With One Shot
Page 31
As I listened to her, I remembered how distant and remote I had thought she was when we talked months ago, before I ever knew whether I’d get the reports. But on that day in the sheriff’s office, I found out how wrong I had been when Detective Blanke turned to me and said in a measured voice, “If David were still alive, we’d reopen the case.” I don’t remember what they said immediately afterward, because I was overcome with emotion. Tears streamed down my cheeks. Good thing they had a box of tissues on the table next to me. For the next few days I alternated between elation at being vindicated in my search and castigating myself for not investigating Vernie’s murder earlier, even a few years previously would have made so much difference. I thought about how David had died just when my questions started getting more intense, and how convenient his death was to Suzanne, which even back then I had noticed. With the only other person in the house that night dead, any digging I did on the case would be legally fruitless.
Bringing me back to the moment in the sheriff’s office, Lieutenant Rauch spoke. “We saw too many red flags in the report,” she said.
“What were they?” I asked.
Blanke answered quickly, which made me realize he’d thought a great deal about this case. “Those first two phone calls were very telling,” he said. “Suzanne’s first call was to the sheriff in his home and she said, ‘This is Mrs. Stordock and I shot my husband,’ while the second call was to the dispatcher, where her words were ‘My husband’s been shot.’ ” I sat there dumbfounded and told him I had missed that one about the difference in the two calls.
“I didn’t pick up on it, either,” said Lieutenant Rauch. I asked Blanke to explain more.
“Those two sentences give a completely different message. One names the perpetrator and the other is more passive. It doesn’t really solve the crime, but it’s a reason to ask more questions.”

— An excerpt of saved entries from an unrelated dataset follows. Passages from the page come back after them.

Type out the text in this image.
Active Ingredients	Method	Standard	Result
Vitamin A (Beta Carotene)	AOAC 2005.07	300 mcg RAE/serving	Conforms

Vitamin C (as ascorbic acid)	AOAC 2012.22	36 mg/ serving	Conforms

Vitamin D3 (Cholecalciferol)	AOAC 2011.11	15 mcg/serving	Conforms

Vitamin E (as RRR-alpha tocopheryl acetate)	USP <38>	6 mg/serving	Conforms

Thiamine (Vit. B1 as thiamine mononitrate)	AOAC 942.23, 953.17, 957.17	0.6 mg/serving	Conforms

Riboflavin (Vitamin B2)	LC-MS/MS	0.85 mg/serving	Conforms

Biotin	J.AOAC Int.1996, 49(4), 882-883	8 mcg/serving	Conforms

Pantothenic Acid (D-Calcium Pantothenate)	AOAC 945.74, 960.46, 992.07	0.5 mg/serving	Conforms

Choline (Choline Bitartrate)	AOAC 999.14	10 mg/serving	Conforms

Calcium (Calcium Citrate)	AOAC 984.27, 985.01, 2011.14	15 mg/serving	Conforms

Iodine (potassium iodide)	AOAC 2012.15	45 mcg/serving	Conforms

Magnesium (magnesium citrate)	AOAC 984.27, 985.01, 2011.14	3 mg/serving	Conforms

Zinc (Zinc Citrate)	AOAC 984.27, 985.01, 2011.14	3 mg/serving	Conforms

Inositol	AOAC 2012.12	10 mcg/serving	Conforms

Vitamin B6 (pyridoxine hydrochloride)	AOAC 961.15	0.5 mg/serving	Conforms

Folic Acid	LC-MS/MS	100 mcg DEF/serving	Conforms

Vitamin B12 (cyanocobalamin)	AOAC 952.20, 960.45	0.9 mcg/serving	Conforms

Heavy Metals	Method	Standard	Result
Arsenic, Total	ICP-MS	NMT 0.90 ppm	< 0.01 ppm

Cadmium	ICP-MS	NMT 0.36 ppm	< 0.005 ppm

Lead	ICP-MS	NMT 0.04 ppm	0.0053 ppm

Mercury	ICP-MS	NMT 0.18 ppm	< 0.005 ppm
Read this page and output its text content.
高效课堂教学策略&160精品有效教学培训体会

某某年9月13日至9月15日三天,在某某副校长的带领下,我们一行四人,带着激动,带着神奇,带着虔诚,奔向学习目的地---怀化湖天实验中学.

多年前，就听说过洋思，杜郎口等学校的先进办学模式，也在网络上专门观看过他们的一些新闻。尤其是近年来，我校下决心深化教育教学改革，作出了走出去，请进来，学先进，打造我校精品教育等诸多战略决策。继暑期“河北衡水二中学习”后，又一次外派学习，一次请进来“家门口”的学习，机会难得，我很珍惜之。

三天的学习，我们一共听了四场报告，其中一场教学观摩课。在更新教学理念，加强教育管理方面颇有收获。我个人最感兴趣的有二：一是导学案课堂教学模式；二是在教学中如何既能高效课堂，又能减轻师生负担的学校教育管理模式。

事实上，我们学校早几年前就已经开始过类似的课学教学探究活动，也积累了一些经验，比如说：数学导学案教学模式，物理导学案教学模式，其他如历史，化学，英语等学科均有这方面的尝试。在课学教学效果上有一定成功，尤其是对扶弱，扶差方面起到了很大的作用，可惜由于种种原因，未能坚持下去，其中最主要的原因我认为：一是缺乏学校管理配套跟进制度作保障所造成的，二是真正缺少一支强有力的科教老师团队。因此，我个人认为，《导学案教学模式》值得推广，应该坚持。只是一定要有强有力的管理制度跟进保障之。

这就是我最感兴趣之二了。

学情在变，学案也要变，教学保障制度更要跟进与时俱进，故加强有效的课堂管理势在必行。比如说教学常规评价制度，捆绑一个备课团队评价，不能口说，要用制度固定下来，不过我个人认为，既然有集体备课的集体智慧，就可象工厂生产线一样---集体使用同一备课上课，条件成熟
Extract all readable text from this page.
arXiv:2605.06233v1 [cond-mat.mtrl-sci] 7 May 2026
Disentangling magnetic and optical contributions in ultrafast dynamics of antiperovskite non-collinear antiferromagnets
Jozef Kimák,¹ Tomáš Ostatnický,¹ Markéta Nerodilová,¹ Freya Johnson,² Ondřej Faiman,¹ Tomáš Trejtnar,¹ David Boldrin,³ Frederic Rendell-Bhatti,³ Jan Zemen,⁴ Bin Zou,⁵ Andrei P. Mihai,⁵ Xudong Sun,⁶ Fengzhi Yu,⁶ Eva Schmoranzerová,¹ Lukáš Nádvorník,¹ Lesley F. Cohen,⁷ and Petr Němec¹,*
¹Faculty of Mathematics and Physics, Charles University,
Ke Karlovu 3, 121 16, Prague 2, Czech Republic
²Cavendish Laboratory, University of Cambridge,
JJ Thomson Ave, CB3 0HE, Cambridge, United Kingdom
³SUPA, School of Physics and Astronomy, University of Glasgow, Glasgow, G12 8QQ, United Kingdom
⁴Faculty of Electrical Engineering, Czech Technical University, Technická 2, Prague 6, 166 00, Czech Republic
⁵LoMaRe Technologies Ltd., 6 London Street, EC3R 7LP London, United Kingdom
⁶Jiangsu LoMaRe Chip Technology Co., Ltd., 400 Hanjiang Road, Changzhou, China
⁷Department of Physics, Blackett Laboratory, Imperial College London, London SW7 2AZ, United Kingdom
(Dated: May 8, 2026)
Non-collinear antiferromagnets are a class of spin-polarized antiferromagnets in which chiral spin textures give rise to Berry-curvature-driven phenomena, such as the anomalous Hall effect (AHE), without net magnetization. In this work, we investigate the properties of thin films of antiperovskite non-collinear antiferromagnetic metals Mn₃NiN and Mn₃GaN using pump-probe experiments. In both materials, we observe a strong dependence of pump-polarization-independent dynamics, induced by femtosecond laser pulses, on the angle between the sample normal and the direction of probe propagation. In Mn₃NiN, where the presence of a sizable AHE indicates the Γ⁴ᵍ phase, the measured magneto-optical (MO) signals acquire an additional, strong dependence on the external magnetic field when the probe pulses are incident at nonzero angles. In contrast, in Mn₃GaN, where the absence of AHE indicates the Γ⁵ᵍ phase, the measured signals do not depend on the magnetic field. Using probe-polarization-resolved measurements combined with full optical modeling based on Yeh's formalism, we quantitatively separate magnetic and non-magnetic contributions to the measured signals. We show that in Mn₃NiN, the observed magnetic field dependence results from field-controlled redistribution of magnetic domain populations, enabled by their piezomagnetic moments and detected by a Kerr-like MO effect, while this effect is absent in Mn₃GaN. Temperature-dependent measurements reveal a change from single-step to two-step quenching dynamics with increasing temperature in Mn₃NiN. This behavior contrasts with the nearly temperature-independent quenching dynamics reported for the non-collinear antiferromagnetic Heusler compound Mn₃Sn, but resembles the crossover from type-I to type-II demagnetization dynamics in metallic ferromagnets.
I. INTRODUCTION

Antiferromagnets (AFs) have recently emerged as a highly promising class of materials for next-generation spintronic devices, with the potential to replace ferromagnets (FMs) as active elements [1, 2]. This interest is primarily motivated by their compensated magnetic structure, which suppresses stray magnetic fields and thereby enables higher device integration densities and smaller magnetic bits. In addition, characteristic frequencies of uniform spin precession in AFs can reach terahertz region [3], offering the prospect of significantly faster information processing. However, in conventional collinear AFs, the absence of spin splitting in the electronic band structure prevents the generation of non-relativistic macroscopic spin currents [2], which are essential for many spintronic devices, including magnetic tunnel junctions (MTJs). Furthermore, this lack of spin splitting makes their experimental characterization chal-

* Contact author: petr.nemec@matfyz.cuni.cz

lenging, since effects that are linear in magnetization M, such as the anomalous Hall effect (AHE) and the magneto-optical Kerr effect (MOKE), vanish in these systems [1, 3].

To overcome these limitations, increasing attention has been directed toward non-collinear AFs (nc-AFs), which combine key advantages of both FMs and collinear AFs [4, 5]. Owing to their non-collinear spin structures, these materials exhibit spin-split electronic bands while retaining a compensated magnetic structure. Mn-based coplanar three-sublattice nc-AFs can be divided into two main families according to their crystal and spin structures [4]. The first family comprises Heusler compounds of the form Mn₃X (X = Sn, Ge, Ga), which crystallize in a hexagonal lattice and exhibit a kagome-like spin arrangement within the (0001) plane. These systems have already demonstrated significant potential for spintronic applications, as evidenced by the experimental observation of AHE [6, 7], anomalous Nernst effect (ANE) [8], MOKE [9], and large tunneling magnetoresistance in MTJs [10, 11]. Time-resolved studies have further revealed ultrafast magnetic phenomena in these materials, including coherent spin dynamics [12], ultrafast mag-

It was my turn to speak. “They interviewed all their friends and people in the bars that night. In fact, they talked to many of them twice, with one of the questions being what kind of relationship Vernie and Suzanne had. During this time they spoke to some of Suzanne’s family, but why no one in my family. We would have had a lot to tell them about their relationship.”
“We noticed that, too,” said Blanke. “And how David was never really interviewed.”
Then Rauch offered her warning signs: “The whole psychotic break and handling a complicated weapon by someone who everyone says has no knowledge of guns. We know that in a psychotic incident, your motor skills would decline, which makes it impossible for an unskilled person to manipulate that difficult rifle. When I finished the report, it was like I had read a book that ended at chapter eight and you’re wondering how it turned out. A lot of things were never resolved.”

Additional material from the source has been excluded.